Je descends parfois marcher dans les jardins du Luxembourg. Le jardin Marco-Polo, le plus proche de chez moi, a ma préférence. Je fais le tour de cette imposante fontaine où d’impétueux chevaux se cabrent semblant faire gicler l’eau en multiples éclaboussures, d’étranges dauphins et de vaillantes tortues crachent consciencieusement un jet d’eau régulier et le monde, au sommet de l’ensemble porté comme un trophée par quatre femmes de quatre continents, émerge victorieux. Un monument dont la force et la dynamique continue de m’attirer comme un aimant. Il y  a  toujours des touristes pour se prendre en photo devant. Puis, je m’assieds, sur un banc, sous les marronniers et je me laisse aller à des rêveries anodines en regardant les promeneurs et autres flâneurs qui sillonnent les allées en toutes saisons avant de retourner prendre place dans mon perchoir.

J’occupe depuis plus de cinquante ans, au troisième étage d’un immeuble sans âme, un confortable appartement. Le quartier qui m’était si familier autrefois se fait un peu étranger aujourd’hui. Des voisins déménagent, disparaissent, d’autres personnes prennent leur place, les boutiques deviennent des appartements ou changent d’enseigne souvent et rapidement, là où il y avait hier un cordonnier, il y a aujourd’hui un espace pour les photocopies etc….  Tout va très vite à présent… ou bien ai-je juste cette impression de vitesse depuis que je reste immobile dans mon fauteuil.

18h, je suis à mon poste d’observation. 18h06, elle apparait, ponctuelle. Cette petite a dû avaler un coucou suisse pour être ainsi exacte à la minute près chaque jour.

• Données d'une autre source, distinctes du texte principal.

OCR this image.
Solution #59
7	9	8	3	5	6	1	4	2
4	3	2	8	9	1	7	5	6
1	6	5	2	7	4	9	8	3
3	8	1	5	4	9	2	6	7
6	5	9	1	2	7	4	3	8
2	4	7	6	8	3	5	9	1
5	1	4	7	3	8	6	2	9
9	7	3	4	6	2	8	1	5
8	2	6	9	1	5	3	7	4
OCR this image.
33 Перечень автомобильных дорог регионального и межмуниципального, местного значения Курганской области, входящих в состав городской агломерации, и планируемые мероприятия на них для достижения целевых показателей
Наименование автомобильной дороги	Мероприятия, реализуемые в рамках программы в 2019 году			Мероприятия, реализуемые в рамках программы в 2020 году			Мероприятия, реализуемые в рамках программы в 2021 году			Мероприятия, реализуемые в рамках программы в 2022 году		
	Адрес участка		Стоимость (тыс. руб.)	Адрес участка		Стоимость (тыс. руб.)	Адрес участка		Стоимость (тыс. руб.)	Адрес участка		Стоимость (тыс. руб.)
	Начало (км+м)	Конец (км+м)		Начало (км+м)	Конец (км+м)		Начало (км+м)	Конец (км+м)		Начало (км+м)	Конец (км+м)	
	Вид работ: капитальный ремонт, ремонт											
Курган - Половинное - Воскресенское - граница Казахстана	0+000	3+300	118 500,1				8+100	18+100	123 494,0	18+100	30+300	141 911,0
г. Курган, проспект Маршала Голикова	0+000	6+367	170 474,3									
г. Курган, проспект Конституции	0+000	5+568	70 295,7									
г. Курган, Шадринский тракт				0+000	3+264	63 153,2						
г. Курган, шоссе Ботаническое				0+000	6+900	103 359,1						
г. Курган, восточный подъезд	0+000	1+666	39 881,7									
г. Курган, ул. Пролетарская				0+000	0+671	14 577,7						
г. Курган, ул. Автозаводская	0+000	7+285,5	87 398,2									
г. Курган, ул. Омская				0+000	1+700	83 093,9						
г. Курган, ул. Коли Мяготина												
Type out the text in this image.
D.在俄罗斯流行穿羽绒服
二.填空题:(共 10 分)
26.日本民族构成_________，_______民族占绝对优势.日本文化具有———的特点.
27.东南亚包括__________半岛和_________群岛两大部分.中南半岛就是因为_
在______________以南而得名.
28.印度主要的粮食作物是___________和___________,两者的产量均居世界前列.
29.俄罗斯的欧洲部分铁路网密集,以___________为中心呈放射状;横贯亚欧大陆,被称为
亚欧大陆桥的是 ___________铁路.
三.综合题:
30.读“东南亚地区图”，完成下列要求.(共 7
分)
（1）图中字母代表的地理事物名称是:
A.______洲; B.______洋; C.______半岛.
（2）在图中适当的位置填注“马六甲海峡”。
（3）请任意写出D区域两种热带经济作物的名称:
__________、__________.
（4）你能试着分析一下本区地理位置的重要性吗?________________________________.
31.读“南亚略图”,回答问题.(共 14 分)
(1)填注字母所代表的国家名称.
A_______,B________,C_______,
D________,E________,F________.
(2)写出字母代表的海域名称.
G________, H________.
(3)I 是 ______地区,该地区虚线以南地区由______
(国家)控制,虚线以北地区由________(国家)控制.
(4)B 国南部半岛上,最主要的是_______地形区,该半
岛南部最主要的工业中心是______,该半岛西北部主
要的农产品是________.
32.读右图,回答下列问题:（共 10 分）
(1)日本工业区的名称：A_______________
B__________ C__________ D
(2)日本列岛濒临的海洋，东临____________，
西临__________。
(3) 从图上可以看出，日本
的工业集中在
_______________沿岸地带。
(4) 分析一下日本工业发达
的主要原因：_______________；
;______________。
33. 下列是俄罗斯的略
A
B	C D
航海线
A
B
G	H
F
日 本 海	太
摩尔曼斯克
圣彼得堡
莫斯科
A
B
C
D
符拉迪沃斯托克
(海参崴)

Je l’ai repérée il y a plus de deux mois… un peu par hasard parce qu’à cette heure-là je regarde les jeux à la télévision. A présent, j’attends qu’elle sorte avant de me coller devant l’écran..  Où va-t-elle ? Je ne la vois jamais rentrer. Infirmière, serveuse dans un bar que peut-elle bien faire dans la vie qui la conduise dehors pour la soirée ?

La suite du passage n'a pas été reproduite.